After a quick stocktake of local latrines before efficient set-down and clipped hugs at the wakening terminal, everyone agreed the library's pristine privies deserved their No. 1 status and it was interesting the three females of the ute were far more versed in the subject than its two ignorant males, my wife also revealing the premier water closet had been included recently in a roll-out of vending machines which dispensed free feminine hygiene products.
Pardon? Recently?
Given males don't use tampons and can blunder through much of the day without strictly needing (or really wanting) an enclosed space in which to relieve themselves, it wasn't really surprising my son and I weren't as clued in as the girls when it came to our community's scattered collection of cubicles, but I was shocked to learn sanitary items, given their necessity, haven't been wholly taxpayer-funded and available everywhere ever since tithes were prised from the calloused hands of that first, downtrodden subclass (other than women, that is).
In NSW - which is following suit from other jurisdictions - a trial is also underway right now to make such products available in state schools. Again, what's with the centuries-long lag? And how can it be we live in a first-world country where 'period poverty' is a familiar example of alliteration?

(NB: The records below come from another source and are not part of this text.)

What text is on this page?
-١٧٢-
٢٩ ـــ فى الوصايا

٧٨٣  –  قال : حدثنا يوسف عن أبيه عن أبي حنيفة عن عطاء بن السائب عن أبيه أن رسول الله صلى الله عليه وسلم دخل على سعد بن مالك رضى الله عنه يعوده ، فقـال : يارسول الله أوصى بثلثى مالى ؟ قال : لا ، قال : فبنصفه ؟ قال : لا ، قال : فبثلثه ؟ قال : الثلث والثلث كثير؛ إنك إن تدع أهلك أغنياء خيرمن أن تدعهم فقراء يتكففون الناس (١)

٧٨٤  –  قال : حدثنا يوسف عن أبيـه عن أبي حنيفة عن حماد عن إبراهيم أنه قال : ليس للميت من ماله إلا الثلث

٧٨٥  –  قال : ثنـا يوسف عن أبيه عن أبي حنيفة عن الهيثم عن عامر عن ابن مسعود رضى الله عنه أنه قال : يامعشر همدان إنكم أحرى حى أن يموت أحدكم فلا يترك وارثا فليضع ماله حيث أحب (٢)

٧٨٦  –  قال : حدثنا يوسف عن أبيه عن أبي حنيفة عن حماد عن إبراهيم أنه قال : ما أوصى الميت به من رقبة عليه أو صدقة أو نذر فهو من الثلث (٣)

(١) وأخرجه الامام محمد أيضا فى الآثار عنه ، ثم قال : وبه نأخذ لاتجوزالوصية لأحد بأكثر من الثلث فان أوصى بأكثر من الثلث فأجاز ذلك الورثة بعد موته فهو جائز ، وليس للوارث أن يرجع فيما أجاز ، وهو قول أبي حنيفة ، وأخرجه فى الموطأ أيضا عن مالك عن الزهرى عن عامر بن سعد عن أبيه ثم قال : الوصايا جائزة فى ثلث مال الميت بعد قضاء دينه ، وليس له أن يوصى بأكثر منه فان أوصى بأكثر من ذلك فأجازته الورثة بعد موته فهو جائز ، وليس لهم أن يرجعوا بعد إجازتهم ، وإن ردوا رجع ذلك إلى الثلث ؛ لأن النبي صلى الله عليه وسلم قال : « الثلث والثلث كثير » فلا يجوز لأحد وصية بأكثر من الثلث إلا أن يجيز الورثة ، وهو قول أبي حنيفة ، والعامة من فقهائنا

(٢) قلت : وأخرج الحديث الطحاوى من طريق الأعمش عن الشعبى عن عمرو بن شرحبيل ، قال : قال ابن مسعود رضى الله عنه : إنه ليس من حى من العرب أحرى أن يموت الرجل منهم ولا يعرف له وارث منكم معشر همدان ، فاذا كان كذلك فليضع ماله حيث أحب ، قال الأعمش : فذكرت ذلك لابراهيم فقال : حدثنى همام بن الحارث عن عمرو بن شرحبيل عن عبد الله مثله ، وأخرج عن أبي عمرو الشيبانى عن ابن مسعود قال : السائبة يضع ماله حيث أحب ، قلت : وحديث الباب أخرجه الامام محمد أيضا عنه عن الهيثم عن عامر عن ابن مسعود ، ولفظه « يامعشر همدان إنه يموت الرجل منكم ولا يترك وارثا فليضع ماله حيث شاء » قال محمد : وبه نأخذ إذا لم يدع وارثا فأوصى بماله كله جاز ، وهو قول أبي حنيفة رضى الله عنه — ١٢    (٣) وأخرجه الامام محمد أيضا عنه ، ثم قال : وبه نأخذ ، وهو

If males menstruated, vending machines, as if t-shirt bazookas at ball games, would be pumping out free tampons with brand names like Blizzard! and Stallion! from every street corner from Broome to Bronte. And if menarche signalled the arrival of manhood, proud fathers would be slinging their sons their first camo comfort pad while out camping with all the other ovulating dads and lads, drunk and howling under the masculine moon.

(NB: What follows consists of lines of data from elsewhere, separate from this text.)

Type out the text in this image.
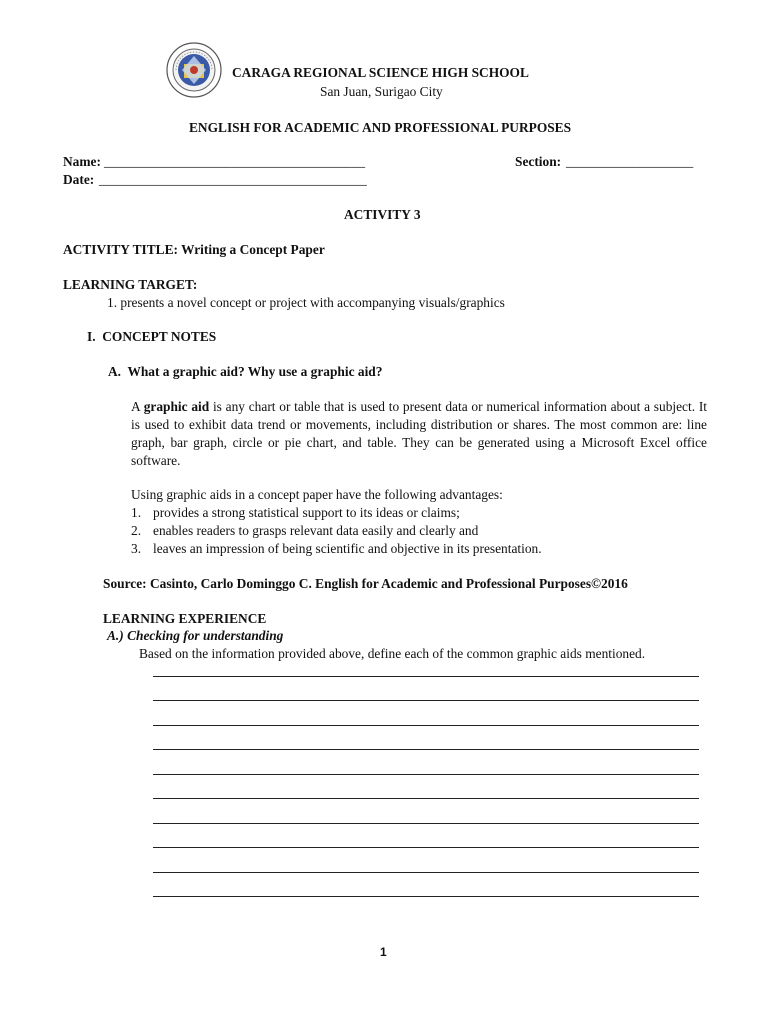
CARAGA REGIONAL SCIENCE HIGH SCHOOL
San Juan, Surigao City
ENGLISH FOR ACADEMIC AND PROFESSIONAL PURPOSES
Name: _______________________________________	Section: ___________________
Date: ________________________________________
ACTIVITY 3
ACTIVITY TITLE: Writing a Concept Paper
LEARNING TARGET:
1. presents a novel concept or project with accompanying visuals/graphics
I.  CONCEPT NOTES
A.  What a graphic aid? Why use a graphic aid?
A graphic aid is any chart or table that is used to present data or numerical information about a subject. It is used to exhibit data trend or movements, including distribution or shares. The most common are: line graph, bar graph, circle or pie chart, and table. They can be generated using a Microsoft Excel office software.
Using graphic aids in a concept paper have the following advantages:
1. provides a strong statistical support to its ideas or claims;
2. enables readers to grasps relevant data easily and clearly and
3. leaves an impression of being scientific and objective in its presentation.
Source: Casinto, Carlo Dominggo C. English for Academic and Professional Purposes©2016
LEARNING EXPERIENCE
A.) Checking for understanding
Based on the information provided above, define each of the common graphic aids mentioned.
1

Instead, as we settle in to the enlightened 21st century, we're apparently only just now feeling sufficiently socially sophisticated to stick an unlocked cabinet full of absorbent cotton and rayon in the toot and, even then, we have to dilute the assault on established sensibilities with almost apologetic, guerrilla-esque campaign launches of a device festooned with patronising (albeit well-intentioned) pink livery assuring its target demographic the whole enterprise is an exercise in 'dignity'.
In reality, there's no dignity in one half of the population being made to wait so long for its biological imperatives to be acknowledged in such a reductive way and if the pandemic (we are a planet awash in free hand-sanitiser and vaccines developed at the speed of light) has taught us anything, as a species, we're nothing if not supple to the demands of protean priorities.

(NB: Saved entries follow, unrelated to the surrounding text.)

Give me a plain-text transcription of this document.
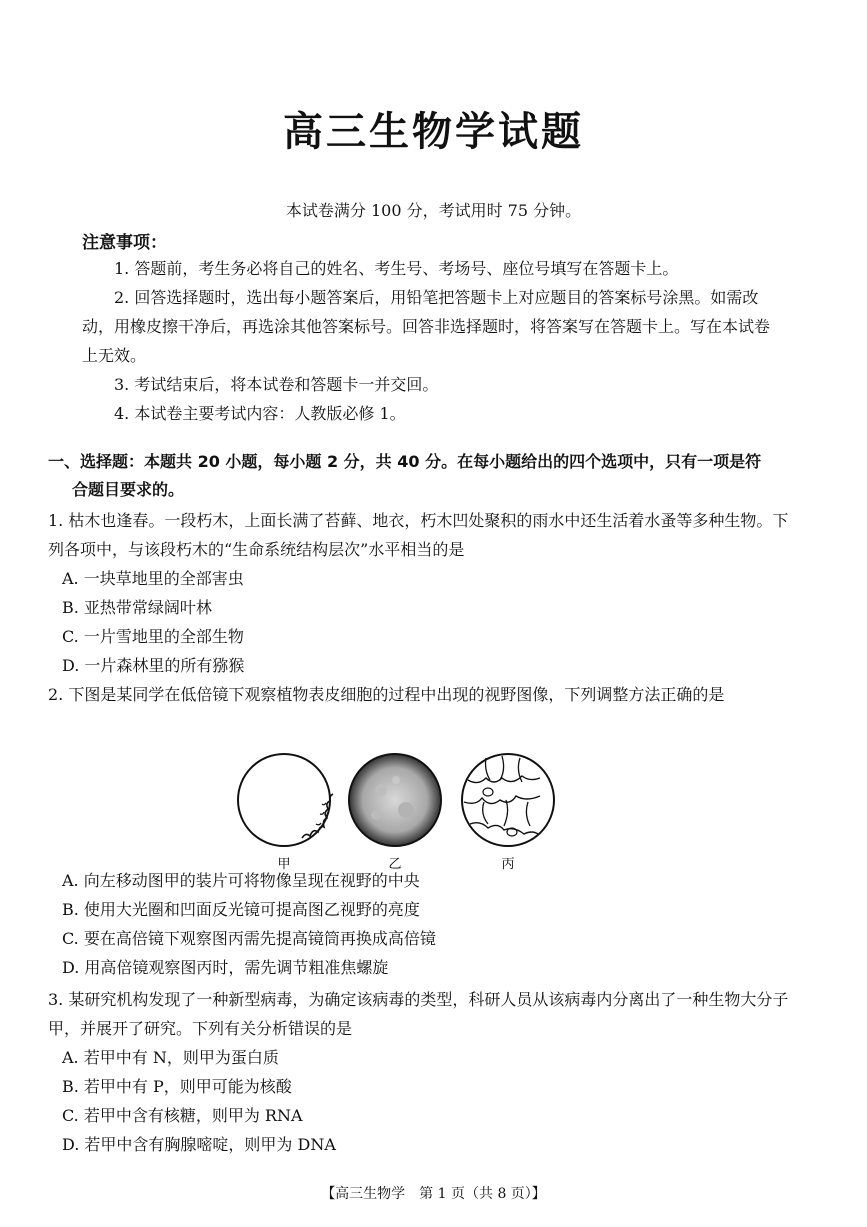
高三生物学试题
本试卷满分 100 分，考试用时 75 分钟。
注意事项：

1. 答题前，考生务必将自己的姓名、考生号、考场号、座位号填写在答题卡上。

2. 回答选择题时，选出每小题答案后，用铅笔把答题卡上对应题目的答案标号涂黑。如需改动，用橡皮擦干净后，再选涂其他答案标号。回答非选择题时，将答案写在答题卡上。写在本试卷上无效。

3. 考试结束后，将本试卷和答题卡一并交回。

4. 本试卷主要考试内容：人教版必修 1。

一、选择题：本题共 20 小题，每小题 2 分，共 40 分。在每小题给出的四个选项中，只有一项是符
合题目要求的。

1. 枯木也逢春。一段朽木，上面长满了苔藓、地衣，朽木凹处聚积的雨水中还生活着水蚤等多种生物。下列各项中，与该段朽木的“生命系统结构层次”水平相当的是

A. 一块草地里的全部害虫

B. 亚热带常绿阔叶林

C. 一片雪地里的全部生物

D. 一片森林里的所有猕猴

2. 下图是某同学在低倍镜下观察植物表皮细胞的过程中出现的视野图像，下列调整方法正确的是

甲	乙	丙

A. 向左移动图甲的装片可将物像呈现在视野的中央

B. 使用大光圈和凹面反光镜可提高图乙视野的亮度

C. 要在高倍镜下观察图丙需先提高镜筒再换成高倍镜

D. 用高倍镜观察图丙时，需先调节粗准焦螺旋

3. 某研究机构发现了一种新型病毒，为确定该病毒的类型，科研人员从该病毒内分离出了一种生物大分子甲，并展开了研究。下列有关分析错误的是

A. 若甲中有 N，则甲为蛋白质

B. 若甲中有 P，则甲可能为核酸

C. 若甲中含有核糖，则甲为 RNA

D. 若甲中含有胸腺嘧啶，则甲为 DNA

【高三生物学　第 1 页（共 8 页）】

As the culture wars morph into the gender wars, it's either a case of extremely good, or extremely bad, timing these tampon machines are beginning to pop up now, because there really couldn't be a more obvious symbol of how ridiculous life under the patriarchy must be.
Along these lines, I wonder whether any woman who stumbles upon a droid in the dunny which makes a gratuity out of a necessity views it as something to be thankful for? Or, does she roll her eyes and shake her head, dumbfounded such a resource took so long to be installed in the first place?
Maybe, while retouching her lippy, she even ponders where mankind would be if evolution hadn't just taken a slightly different route out of that primordial soup?
If only she could turn back the clock.
- B. R. Doherty is a regular columnist.